Implementing the Integrated Data Collection System project to efficiently satisfy federal reporting regulations and allow the Indian Health Service to identify and track additional performance measures and improve patient care.
Client: Indian Health Service
The Indian Health Service (IHS), which is the principal federal healthcare provider for American Indians and Alaska Natives, reports to the US Office of Management and Budget and US Congress on performance measures as required under the Government Performance and Results Act (GPRA). The law requires that federal agencies such as the IHS demonstrate effective use of funds toward fulfilling their missions. Along with its annual budget requests, the IHS submits annual performance plans and reports for more than 20 annual clinical performance measures. The performance plans and reports were previously developed manually and often took up to 9 months to complete.
To support the IHS, RESPEC staff implemented an Integrated Data Collection System (IDCS) project that encompasses all of the GPRA measures and allows the IHS to identify and track additional measures. The IDCS system is now operational at the IHS and is the sole means of delivering these critical reports. The IDCS measures performance metrics based on data entirely from the National Data Warehouse. The performance measures are delivered via the web in numerous predefined reports with slice-and-dice capability. This expanded capability allows the IHS to submit reports up to 6 months earlier than the previous method and dynamically identify trends earlier and periodically. The IHS can then use this information to fulfill its mission by improving patient care while supporting budgetary and reporting requirements.
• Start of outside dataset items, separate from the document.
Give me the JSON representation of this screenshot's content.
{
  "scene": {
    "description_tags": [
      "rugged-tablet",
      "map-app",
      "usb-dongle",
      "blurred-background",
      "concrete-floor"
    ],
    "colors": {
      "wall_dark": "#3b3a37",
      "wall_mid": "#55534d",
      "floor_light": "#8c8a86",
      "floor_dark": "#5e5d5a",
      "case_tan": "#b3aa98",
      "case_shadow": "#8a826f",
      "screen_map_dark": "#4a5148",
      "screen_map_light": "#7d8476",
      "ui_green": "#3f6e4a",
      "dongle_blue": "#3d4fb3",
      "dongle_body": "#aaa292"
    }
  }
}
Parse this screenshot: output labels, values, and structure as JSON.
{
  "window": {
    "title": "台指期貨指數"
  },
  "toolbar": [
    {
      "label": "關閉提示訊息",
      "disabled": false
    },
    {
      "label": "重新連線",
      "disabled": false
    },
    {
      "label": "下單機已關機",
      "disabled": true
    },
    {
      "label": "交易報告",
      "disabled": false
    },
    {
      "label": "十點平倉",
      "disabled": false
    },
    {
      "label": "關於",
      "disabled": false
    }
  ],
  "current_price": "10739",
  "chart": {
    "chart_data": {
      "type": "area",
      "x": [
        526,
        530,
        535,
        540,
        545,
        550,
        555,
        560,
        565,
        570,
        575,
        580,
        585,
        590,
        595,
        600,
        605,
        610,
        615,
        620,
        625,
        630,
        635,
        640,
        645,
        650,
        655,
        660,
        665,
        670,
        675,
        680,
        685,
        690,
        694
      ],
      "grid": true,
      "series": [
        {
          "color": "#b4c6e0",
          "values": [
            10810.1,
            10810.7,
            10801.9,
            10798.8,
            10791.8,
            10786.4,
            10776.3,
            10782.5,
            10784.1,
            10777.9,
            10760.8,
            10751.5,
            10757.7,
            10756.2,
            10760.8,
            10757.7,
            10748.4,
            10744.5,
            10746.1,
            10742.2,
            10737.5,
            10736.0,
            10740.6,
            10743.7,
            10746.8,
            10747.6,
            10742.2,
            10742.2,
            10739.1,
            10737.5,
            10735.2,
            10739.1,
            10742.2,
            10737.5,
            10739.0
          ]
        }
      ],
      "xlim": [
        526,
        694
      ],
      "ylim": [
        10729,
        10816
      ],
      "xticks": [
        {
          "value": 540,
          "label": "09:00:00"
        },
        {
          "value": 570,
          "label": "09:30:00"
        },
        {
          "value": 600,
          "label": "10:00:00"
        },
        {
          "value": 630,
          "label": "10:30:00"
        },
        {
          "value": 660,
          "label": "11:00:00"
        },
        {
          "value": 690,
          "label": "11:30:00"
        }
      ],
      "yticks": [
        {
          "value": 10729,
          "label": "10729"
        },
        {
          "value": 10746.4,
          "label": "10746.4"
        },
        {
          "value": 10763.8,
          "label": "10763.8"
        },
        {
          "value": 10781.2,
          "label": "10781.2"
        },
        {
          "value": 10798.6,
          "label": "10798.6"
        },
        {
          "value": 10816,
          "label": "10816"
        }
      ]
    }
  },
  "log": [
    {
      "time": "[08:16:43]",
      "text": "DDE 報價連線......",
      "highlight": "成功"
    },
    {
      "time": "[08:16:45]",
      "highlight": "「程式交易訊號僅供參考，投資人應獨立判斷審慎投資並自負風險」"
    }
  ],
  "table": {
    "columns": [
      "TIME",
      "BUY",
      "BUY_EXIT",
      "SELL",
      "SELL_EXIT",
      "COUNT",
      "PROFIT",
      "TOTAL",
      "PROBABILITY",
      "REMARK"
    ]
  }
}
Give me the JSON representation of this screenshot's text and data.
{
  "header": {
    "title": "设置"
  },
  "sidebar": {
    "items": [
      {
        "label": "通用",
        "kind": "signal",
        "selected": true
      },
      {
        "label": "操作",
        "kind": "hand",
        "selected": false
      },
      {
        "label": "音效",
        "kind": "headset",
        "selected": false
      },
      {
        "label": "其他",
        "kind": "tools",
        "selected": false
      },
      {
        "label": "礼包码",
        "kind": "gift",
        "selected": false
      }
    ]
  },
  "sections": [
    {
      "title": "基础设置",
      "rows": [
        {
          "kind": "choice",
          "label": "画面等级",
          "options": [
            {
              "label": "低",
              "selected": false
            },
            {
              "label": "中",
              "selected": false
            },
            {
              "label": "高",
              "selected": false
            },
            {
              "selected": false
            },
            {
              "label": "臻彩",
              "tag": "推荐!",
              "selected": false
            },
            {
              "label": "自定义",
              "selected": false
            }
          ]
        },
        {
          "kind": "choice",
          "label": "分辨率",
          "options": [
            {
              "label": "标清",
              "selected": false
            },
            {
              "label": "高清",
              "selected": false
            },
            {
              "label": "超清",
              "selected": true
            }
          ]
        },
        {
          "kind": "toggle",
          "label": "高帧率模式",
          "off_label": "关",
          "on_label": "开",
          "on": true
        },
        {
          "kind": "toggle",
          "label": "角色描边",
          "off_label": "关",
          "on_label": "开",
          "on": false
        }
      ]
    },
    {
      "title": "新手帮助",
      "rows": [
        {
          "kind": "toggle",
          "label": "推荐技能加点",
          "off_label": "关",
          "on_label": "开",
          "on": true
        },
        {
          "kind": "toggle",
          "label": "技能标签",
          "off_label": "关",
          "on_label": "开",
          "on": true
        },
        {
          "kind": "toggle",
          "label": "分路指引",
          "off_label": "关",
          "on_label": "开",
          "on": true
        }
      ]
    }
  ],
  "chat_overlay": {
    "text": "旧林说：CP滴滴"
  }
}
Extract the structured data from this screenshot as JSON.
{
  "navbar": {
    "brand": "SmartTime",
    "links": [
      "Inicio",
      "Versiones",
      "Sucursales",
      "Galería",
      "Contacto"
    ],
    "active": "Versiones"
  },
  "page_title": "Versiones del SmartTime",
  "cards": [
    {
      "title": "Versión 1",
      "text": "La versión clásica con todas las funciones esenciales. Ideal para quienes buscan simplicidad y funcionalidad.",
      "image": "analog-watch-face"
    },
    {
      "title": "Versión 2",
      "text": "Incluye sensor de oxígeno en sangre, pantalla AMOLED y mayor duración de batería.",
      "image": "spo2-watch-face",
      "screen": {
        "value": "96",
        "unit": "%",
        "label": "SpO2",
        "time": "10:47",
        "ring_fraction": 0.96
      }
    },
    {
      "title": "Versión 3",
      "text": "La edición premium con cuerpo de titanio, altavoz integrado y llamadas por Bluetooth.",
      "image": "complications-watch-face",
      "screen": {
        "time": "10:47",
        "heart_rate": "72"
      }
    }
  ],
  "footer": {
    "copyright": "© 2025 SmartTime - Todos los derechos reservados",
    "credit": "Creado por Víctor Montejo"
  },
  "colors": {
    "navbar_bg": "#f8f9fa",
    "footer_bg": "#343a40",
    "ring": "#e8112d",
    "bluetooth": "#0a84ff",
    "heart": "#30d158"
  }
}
The IHS recognizes the usefulness of this data system that can improve local management. RESPEC staff are now adding dynamic dashboards to this system to be closer to real time and provide IHS management with additional slice-and-dice scenarios based on contemporaneous data. These scenarios were previously very labor-intensive or difficult to obtain through ad hoc coding to support data mining. These dashboards are expanding the capability of the IDCS to local and area managers to determine the results of clinical and patient quality improvement programs.